I was even more pleased with the definition when I noticed that I can finally get rid of the concept of METHOD ACTING which I have always been uncomfortable with. Not unlike many actors, obviously, because it is mainly used in jest. Maybe because the word suggests that it is something actors can LEARN. Of course it is! - in the basic sense that we had to learn everything we are able to do. But playing is also something actors are doing already - they just have to find out HOW. And everybody whom we notice as so very special on the stage probably found out IN THEIR OWN WAY. Richard Armitage, who is very good at talking about these things, calls ist "concentrating". Which actually means that he IS this person for months, though he can get out of character and be himself to have a conversation (and probably do any number of things he can only do as Richard Armitage ...?) It is obvious that this cannot be taken literally, but it certainly includes that he has to do things AS this person, create genuine memories for them, or write diaries to get into their heads and lives, to a point that he ends up dreaming their dreams.
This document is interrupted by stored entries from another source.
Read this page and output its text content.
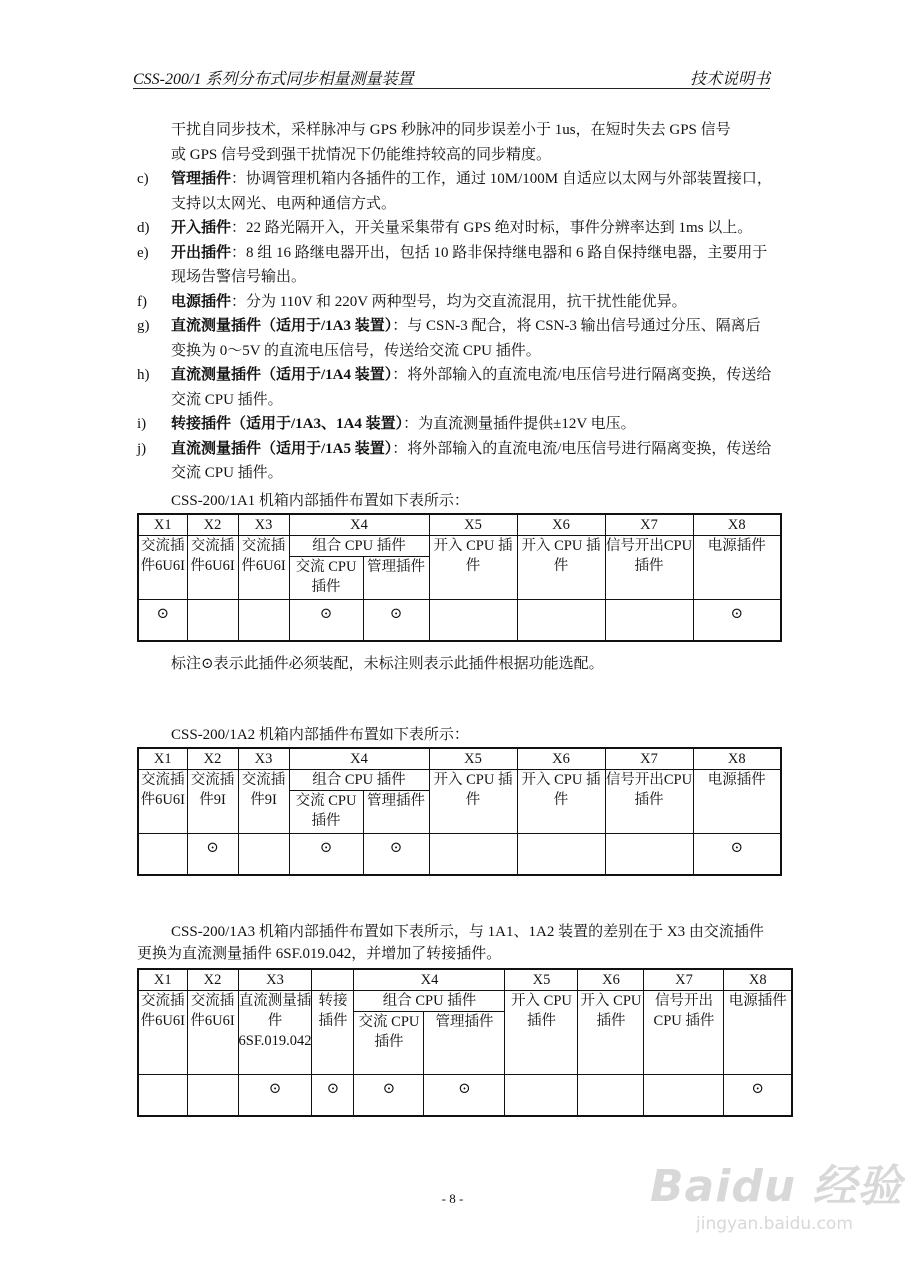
CSS-200/1 系列分布式同步相量测量装置	技术说明书
干扰自同步技术，采样脉冲与 GPS 秒脉冲的同步误差小于 1us，在短时失去 GPS 信号
或 GPS 信号受到强干扰情况下仍能维持较高的同步精度。
c) 管理插件：协调管理机箱内各插件的工作，通过 10M/100M 自适应以太网与外部装置接口，支持以太网光、电两种通信方式。
d) 开入插件：22 路光隔开入，开关量采集带有 GPS 绝对时标，事件分辨率达到 1ms 以上。
e) 开出插件：8 组 16 路继电器开出，包括 10 路非保持继电器和 6 路自保持继电器，主要用于现场告警信号输出。
f) 电源插件：分为 110V 和 220V 两种型号，均为交直流混用，抗干扰性能优异。
g) 直流测量插件（适用于/1A3 装置）：与 CSN-3 配合，将 CSN-3 输出信号通过分压、隔离后变换为 0～5V 的直流电压信号，传送给交流 CPU 插件。
h) 直流测量插件（适用于/1A4 装置）：将外部输入的直流电流/电压信号进行隔离变换，传送给交流 CPU 插件。
i) 转接插件（适用于/1A3、1A4 装置）：为直流测量插件提供±12V 电压。
j) 直流测量插件（适用于/1A5 装置）：将外部输入的直流电流/电压信号进行隔离变换，传送给交流 CPU 插件。
CSS-200/1A1 机箱内部插件布置如下表所示：
X1	X2	X3	X4		X5	X6	X7	X8
交流插件6U6I	交流插件6U6I	交流插件6U6I	组合 CPU 插件		开入 CPU 插件	开入 CPU 插件	信号开出CPU 插件	电源插件
			交流 CPU 插件	管理插件				
⊙			⊙	⊙				⊙
标注⊙表示此插件必须装配，未标注则表示此插件根据功能选配。
CSS-200/1A2 机箱内部插件布置如下表所示：
X1	X2	X3	X4		X5	X6	X7	X8
交流插件6U6I	交流插件9I	交流插件9I	组合 CPU 插件		开入 CPU 插件	开入 CPU 插件	信号开出CPU 插件	电源插件
			交流 CPU 插件	管理插件				
	⊙		⊙	⊙				⊙
CSS-200/1A3 机箱内部插件布置如下表所示，与 1A1、1A2 装置的差别在于 X3 由交流插件更换为直流测量插件 6SF.019.042，并增加了转接插件。
X1	X2	X3		X4		X5	X6	X7	X8
交流插件6U6I	交流插件6U6I	直流测量插件6SF.019.042	转接插件	组合 CPU 插件		开入 CPU插件	开入 CPU插件	信号开出CPU 插件	电源插件
				交流 CPU 插件	管理插件				
		⊙	⊙	⊙	⊙				⊙
- 8 -	Baidu 经验
jingyan.baidu.com
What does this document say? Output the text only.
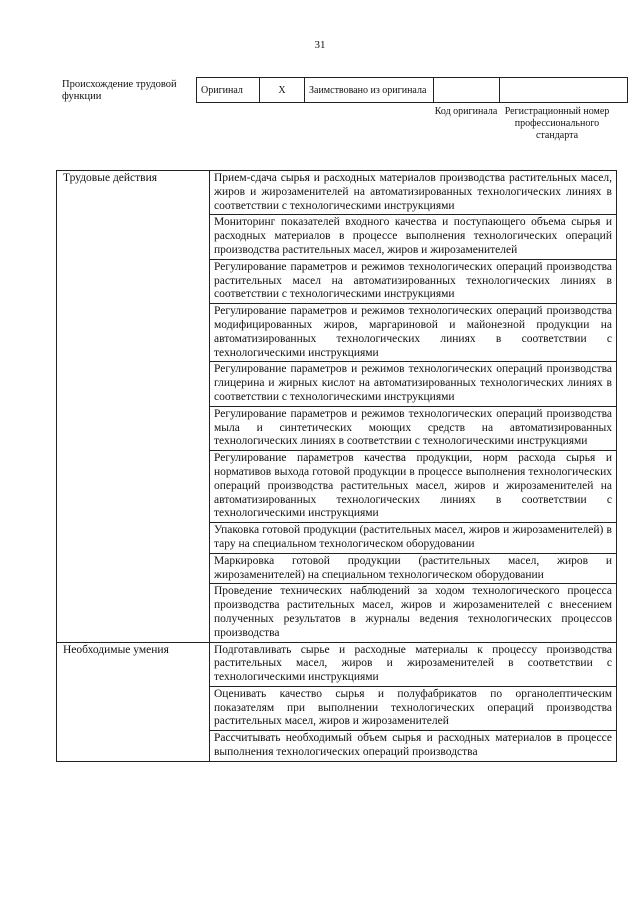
31
Происхождение трудовой функции
Оригинал	X	Заимствовано из оригинала		
Код оригинала Регистрационный номер профессионального стандарта
Трудовые действия	Прием-сдача сырья и расходных материалов производства растительных масел, жиров и жирозаменителей на автоматизированных технологических линиях в соответствии с технологическими инструкциями
	Мониторинг показателей входного качества и поступающего объема сырья и расходных материалов в процессе выполнения технологических операций производства растительных масел, жиров и жирозаменителей
	Регулирование параметров и режимов технологических операций производства растительных масел на автоматизированных технологических линиях в соответствии с технологическими инструкциями
	Регулирование параметров и режимов технологических операций производства модифицированных жиров, маргариновой и майонезной продукции на автоматизированных технологических линиях в соответствии с технологическими инструкциями
	Регулирование параметров и режимов технологических операций производства глицерина и жирных кислот на автоматизированных технологических линиях в соответствии с технологическими инструкциями
	Регулирование параметров и режимов технологических операций производства мыла и синтетических моющих средств на автоматизированных технологических линиях в соответствии с технологическими инструкциями
	Регулирование параметров качества продукции, норм расхода сырья и нормативов выхода готовой продукции в процессе выполнения технологических операций производства растительных масел, жиров и жирозаменителей на автоматизированных технологических линиях в соответствии с технологическими инструкциями
	Упаковка готовой продукции (растительных масел, жиров и жирозаменителей) в тару на специальном технологическом оборудовании
	Маркировка готовой продукции (растительных масел, жиров и жирозаменителей) на специальном технологическом оборудовании
	Проведение технических наблюдений за ходом технологического процесса производства растительных масел, жиров и жирозаменителей с внесением полученных результатов в журналы ведения технологических процессов производства
Необходимые умения	Подготавливать сырье и расходные материалы к процессу производства растительных масел, жиров и жирозаменителей в соответствии с технологическими инструкциями
	Оценивать качество сырья и полуфабрикатов по органолептическим показателям при выполнении технологических операций производства растительных масел, жиров и жирозаменителей
	Рассчитывать необходимый объем сырья и расходных материалов в процессе выполнения технологических операций производства
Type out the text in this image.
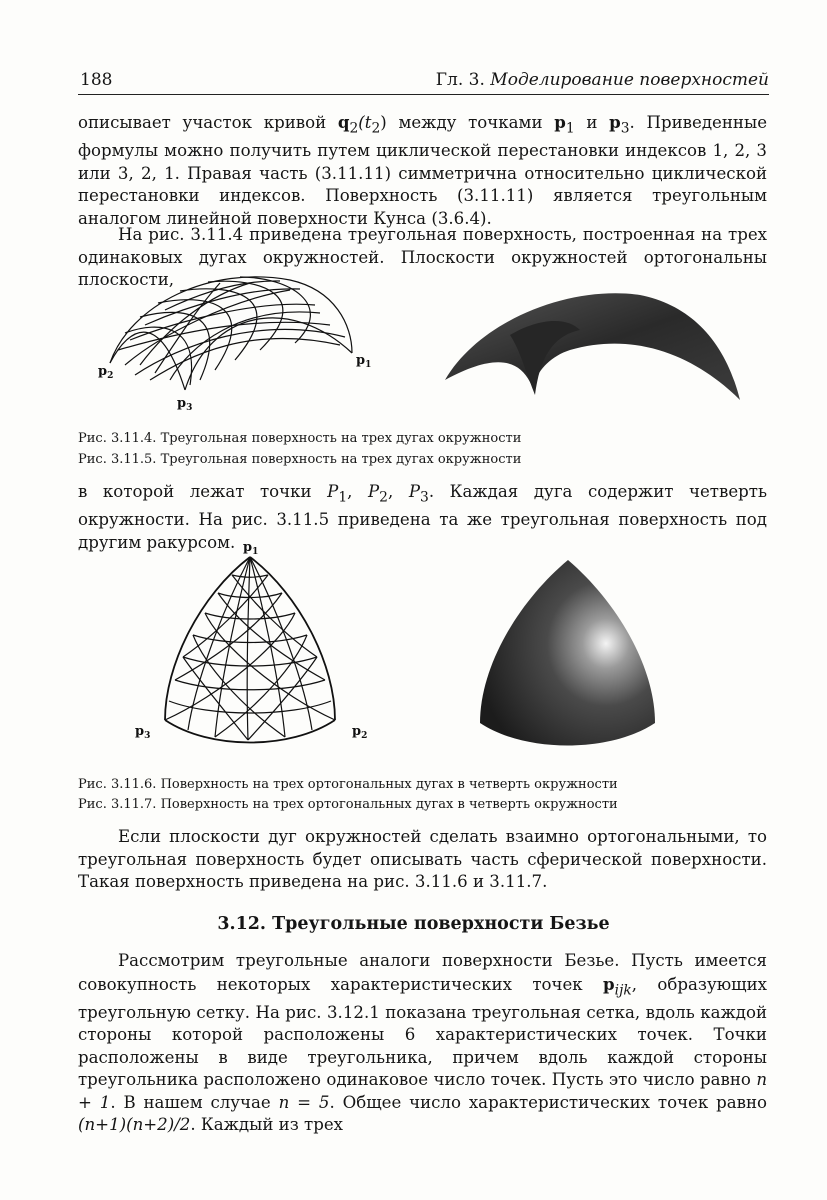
188	Гл. 3. Моделирование поверхностей

описывает участок кривой $q_2(t_2)$ между точками $p_1$ и $p_3$. Приведенные формулы можно получить путем циклической перестановки индексов 1, 2, 3 или 3, 2, 1. Правая часть (3.11.11) симметрична относительно циклической перестановки индексов. Поверхность (3.11.11) является треугольным аналогом линейной поверхности Кунса (3.6.4).

На рис. 3.11.4 приведена треугольная поверхность, построенная на трех одинаковых дугах окружностей. Плоскости окружностей ортогональны плоскости,

$p_1$
$p_2$
$p_3$
Рис. 3.11.4. Треугольная поверхность на трех дугах окружности
Рис. 3.11.5. Треугольная поверхность на трех дугах окружности

в которой лежат точки $P_1$, $P_2$, $P_3$. Каждая дуга содержит четверть окружности. На рис. 3.11.5 приведена та же треугольная поверхность под другим ракурсом. $p_1$
$p_3$	$p_2$
Рис. 3.11.6. Поверхность на трех ортогональных дугах в четверть окружности
Рис. 3.11.7. Поверхность на трех ортогональных дугах в четверть окружности

Если плоскости дуг окружностей сделать взаимно ортогональными, то треугольная поверхность будет описывать часть сферической поверхности. Такая поверхность приведена на рис. 3.11.6 и 3.11.7.

3.12. Треугольные поверхности Безье

Рассмотрим треугольные аналоги поверхности Безье. Пусть имеется совокупность некоторых характеристических точек $p_{ijk}$, образующих треугольную сетку. На рис. 3.12.1 показана треугольная сетка, вдоль каждой стороны которой расположены 6 характеристических точек. Точки расположены в виде треугольника, причем вдоль каждой стороны треугольника расположено одинаковое число точек. Пусть это число равно n + 1. В нашем случае n = 5. Общее число характеристических точек равно (n+1)(n+2)/2. Каждый из трех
ONLY THEN is he ready for playing them! There certainly is a natural inclination and talent for doing this kind of thing, but there is a lifetime of learning to do it so successfully. And the finding out starts anew with every new engagement because it is exactly the point that it is completely different each time. Considering this, I totally understand Laurence Olivier's frustration, whom - to which Claudia enthusastically agreed! - we both rate as an "actor", not a "player". He cracked "playing" for once and couldn't establish what he had been doing!!! 😞

To BE and not to PLAY – or the other way round?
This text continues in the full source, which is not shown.